Key facts about oil production in Azerbaijan
Oil-producing Azerbaijan is voting on whether to scrap the country's two-term presidential limit and give Ilham
Aliyev the chance to rule beyond 2013. The opposition and rights groups have criticised the move.
Here are some key facts about the country:
Azerbaijan, a former Soviet republic, lies at a strategic crossroads between East and West, sandwiched between Iran and Russia and straddling a region emerging as a key transit route for oil and gas from Central Asia to Europe.
It also borders Georgia, Armenia and Turkey.
8.7 mm, mostly Shi'ite Muslims. They speak Azeri, which is closely related to Turkish.
Russian is also widely spoken as a legacy of the Soviet Union and business ties with Russia, particularly in the capital, Baku.
With a BP-led oil and gas pipeline to the Mediterranean, Azerbaijan is a hub for exporting Caspian Sea crude and natural gas to world markets. Energy markets see Caspian oil and gas as keyto Europe's policy of diversifying energy supplies.
GDP grew by an average of more than 20 % per year between 2003 and 2007, making Azerbaijan's economy one of the world's fastest growing. The federal budget multiplied tenfold -- from $ 1.2 bn to $ 12 bn -- over the last five years.
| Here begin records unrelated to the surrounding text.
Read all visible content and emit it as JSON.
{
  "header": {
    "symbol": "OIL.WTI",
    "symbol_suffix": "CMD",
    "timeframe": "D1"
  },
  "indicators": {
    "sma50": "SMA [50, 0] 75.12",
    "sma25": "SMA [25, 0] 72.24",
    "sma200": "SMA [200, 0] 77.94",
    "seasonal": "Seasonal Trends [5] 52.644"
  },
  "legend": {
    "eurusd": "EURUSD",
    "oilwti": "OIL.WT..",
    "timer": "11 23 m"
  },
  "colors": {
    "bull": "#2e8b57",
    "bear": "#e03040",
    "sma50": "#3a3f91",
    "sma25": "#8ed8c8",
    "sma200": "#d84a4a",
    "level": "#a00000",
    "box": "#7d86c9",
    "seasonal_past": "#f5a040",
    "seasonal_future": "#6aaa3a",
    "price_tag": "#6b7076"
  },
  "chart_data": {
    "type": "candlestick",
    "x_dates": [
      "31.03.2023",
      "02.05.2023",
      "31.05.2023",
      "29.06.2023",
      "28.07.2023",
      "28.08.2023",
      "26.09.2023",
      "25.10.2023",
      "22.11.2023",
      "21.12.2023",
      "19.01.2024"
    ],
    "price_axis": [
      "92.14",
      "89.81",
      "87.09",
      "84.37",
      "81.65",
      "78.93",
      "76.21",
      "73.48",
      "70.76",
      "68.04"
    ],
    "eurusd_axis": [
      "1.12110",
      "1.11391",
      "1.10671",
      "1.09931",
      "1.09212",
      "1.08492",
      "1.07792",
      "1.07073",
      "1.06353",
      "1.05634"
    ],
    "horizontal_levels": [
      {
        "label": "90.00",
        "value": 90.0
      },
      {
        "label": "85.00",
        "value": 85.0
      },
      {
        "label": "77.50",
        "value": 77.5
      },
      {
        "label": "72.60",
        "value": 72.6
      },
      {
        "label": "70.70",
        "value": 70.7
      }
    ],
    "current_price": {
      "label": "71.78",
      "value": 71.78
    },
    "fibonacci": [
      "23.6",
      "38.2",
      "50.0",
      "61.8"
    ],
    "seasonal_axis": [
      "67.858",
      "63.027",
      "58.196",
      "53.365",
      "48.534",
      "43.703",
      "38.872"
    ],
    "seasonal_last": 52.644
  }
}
Even with the onset of the global economic crisis, GDP is forecast to grow 10 % in 2009, slightly down on 10.8 % in 2008. Azerbaijan has a state oil fund of $ 11.2 bn.
Rights groups accuse the authorities of curbing democracy and media freedoms and point to a personality cult around Ilham Aliyev's father and long-serving leader Heydar that they say makes dissent dangerous.
Azerbaijan's authorities say they are committed to international standards of democracy but that they have an obligation to protect the country from forces they say are trying to sow instability.
Ethnic Armenian separatists, backed by Armenia, fought a war in the 1990s to throw off Azerbaijan's control over the mountainous Nagorno-Karabakh region. An estimated 30,000 people were killed.
A peace accord has never been signed, and the ceasefire is frequently tested by exchanges of fire across the frontline. Armenia backs Nagorno-Karabakh's demand for independence, something Azerbaijan says it can never have.